So, as I mentioned a few days ago, I opened a blaster of 2022 Chrome in Cooperstown last week.
That five minutes in my hotel room was easily the low point of the entire trip -- well, maybe it was a little better than listening to three cronies talk loudly through my dinner Friday night. (Wife: Nothing can be that funny).
I wasn't going to write about it, but something happened in which the cards became quite useful.
My brother and sister-in-law visited a few days ago and my nephew came along. He's the one I've mentioned a couple of times as collecting baseball cards, which is an extreme rarity in this family.
Many years have passed since I first discovered he collected and there were signs that maybe he isn't anymore. But I took a shot since he was under my roof and asked if he still collected. He did. I asked the follow-up question that I never get to ask: "Want to see my card room?"
And so there we were, me and my 15-year-old nephew, already quite taller than me, in my card room. Nobody, aside from my wife and daughter and a couple of workers, has seen my card room. And none of them was interested in a tour.
That's right: I got to give a tour of the card room. In person!
My nephew's first reaction: "Wow, you have a lot."
I said, "I've been doing this for 40 years."
He said that nobody he knew collected baseball cards. A few, he said, collect nonsports, what I assume was Pokemon and such, but he couldn't tell me what it was. But he did say he liked collecting, when he had time.
I looked around for some cards to give him. He's an Orioles fan, like his dad. They don't make a lot of Orioles cards these days -- thanks a lot, Topps. But I reached for my Chrome stack and found a shiny Ryan Mountcastle insert. With some more digging, I found a handful more. And now it's on! I get to send cards to my nephew again.
So I'm glad I blew a gift card on that Chrome box. Otherwise, not much to talk about.
Like I said earlier, there were no Dodgers but a weird flood of White Sox. OK, it wasn't 14, it was just four. But it sure felt like 14.
There was a card or two I could send to fellow traders. Otherwise, the best of the rest:
Besides Riley and Harper, there were a few other playoff participants, but this box was also a reminder that I can't be opening cards when my team is in the postseason. Too many gross reminders come out of the box. That Cronenworth dude is really annoying.
There's been a lot of noise about all of Chrome's faults this year. I don't get into that, but it's been pretty useless for me for like the last seven years.
But if I can take those mistakes I make and build a young person's collection, then it isn't quite as painful.
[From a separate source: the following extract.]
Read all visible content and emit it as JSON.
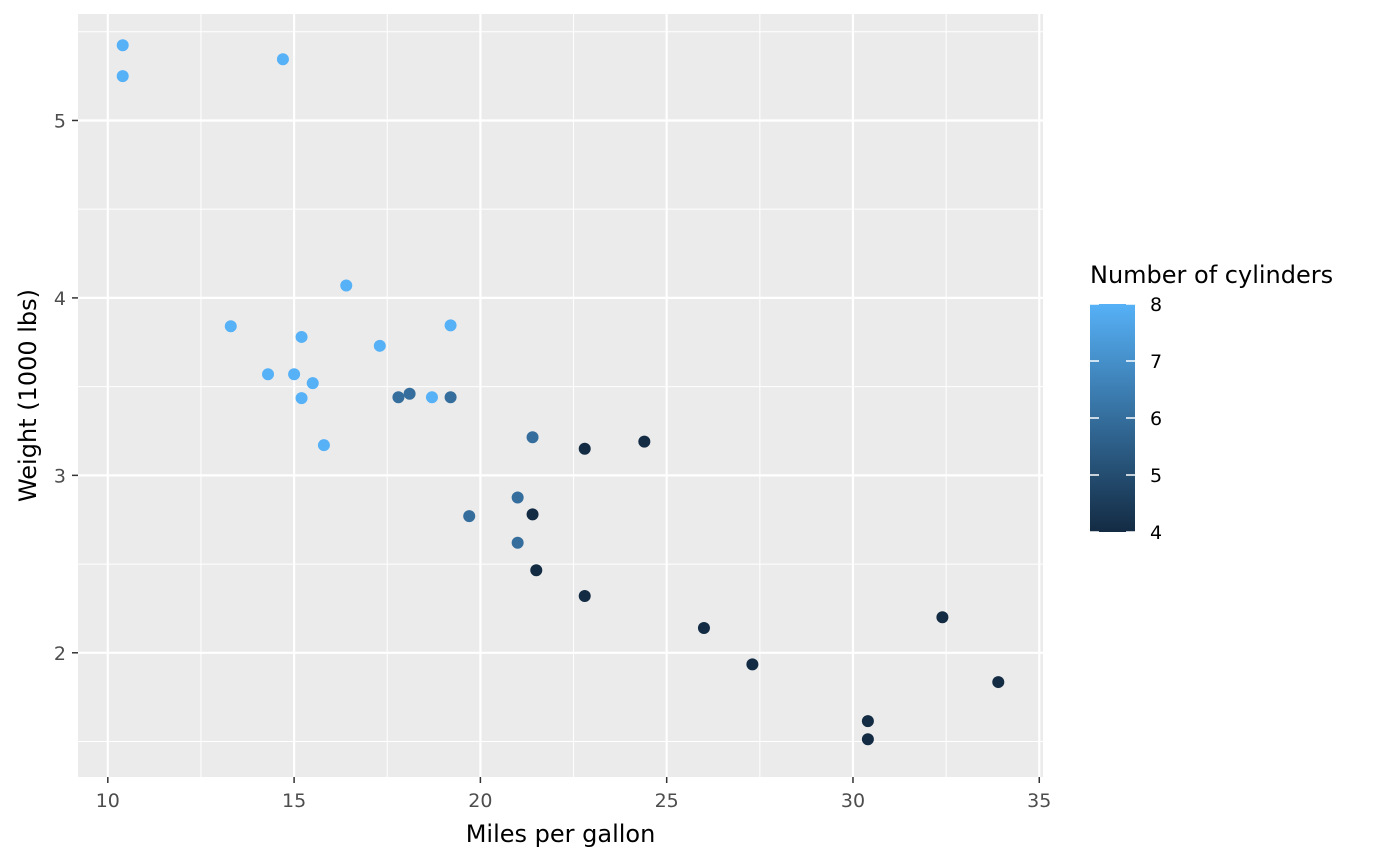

We both came back into the living room after the card tour and my nephew said to his dad, "I think Uncle Greg has you beat." (My brother's cards have sat in boxes for years).
Yup.
Comments
On the bright side, at least you got to show off your card collection to someone who was interested. I think I've shown my card room off to exactly one person who had moderate interest. I keep hoping my son will be interested but right now he still thinks baseball is too boring.